When setting out into the cold what is the first thing that will happen to your camera? You’re right, the lens will fog right up. Don’t freak out and start wiping at it. This will only mess with your lens. That fogginess will disappear after a few minutes when the optics adjust to the new temperature. Patience will save you a lot of hassle and cleaning when your lens fogs up.

The second most common occurrence with cold weather and cameras are battery problems. Cold batteries die quicker, causing hassles and running up havoc. To prevent batteries from ending your photo-shoot early be sure to bring extras and keep them in a warm place till your need them. If you can, alternate between the sets of batteries so you always have warm ones on hand. There are also some pro-spec SLRs with special battery packs. You can keep the batteries in your pocket the whole time, keeping them warm, while using a cord to connect it to the camera.

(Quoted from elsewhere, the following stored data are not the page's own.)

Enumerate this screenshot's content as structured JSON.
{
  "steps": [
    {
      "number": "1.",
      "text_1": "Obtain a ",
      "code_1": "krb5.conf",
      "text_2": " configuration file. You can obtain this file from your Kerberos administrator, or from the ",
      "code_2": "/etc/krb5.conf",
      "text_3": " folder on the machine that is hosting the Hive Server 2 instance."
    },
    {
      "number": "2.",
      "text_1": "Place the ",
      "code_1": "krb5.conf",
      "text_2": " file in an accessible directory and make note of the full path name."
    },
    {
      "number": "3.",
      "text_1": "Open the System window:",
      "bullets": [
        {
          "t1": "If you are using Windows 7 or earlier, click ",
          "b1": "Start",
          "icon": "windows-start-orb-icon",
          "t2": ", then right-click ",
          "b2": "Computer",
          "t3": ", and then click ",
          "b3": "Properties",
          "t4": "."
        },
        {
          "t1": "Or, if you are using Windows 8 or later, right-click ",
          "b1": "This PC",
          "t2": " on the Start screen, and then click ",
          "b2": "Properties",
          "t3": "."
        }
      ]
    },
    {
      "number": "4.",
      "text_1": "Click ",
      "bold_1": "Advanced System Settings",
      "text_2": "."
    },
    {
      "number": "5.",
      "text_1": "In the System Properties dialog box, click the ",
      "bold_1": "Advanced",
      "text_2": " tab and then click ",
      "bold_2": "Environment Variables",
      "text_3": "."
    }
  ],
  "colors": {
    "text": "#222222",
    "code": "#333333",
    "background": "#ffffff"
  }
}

Your camera’s flash can either fix or ruin a winter picture, depending on the circumstances. When taking pictures of falling snow turn the flash off. If you leave the flash on the light will reflect of the flakes and turn the snowflakes into fuzzy snowblobs. When it’s sunny or you are taking wildlife photos you will want to use your fill flash to reduce the contrast. This is also a time when you get as close as you can to your subject. With wildlife that may not be very close. By reducing contrast you are lightening facial shadows and reducing the amount of white background your camera registers.

3) Final Shots

You finally have angles, lighting, batteries, and the subject all figured out its time to take the shot. You have combined all the elements of a professional photographer into each shot taken. So in parting here are a few final tips to help you make your winter photography your best.

Winter is a world blanketed in white. Adding color into that world will produce drama and rapture in your work. Not every shot needs to have color but when you see a spot of color while taking your winter photos, take the time to use the color. Add life and vitality to your winter work with a splash of color.

Also the rich details of winter and the variety of textures snow provides can create an awe-inspiring shot that could make you day worthwhile. As the architect Frank Lloyd Wright said, “It’s all in the details”. Notice and capture the stunning details in the world around you.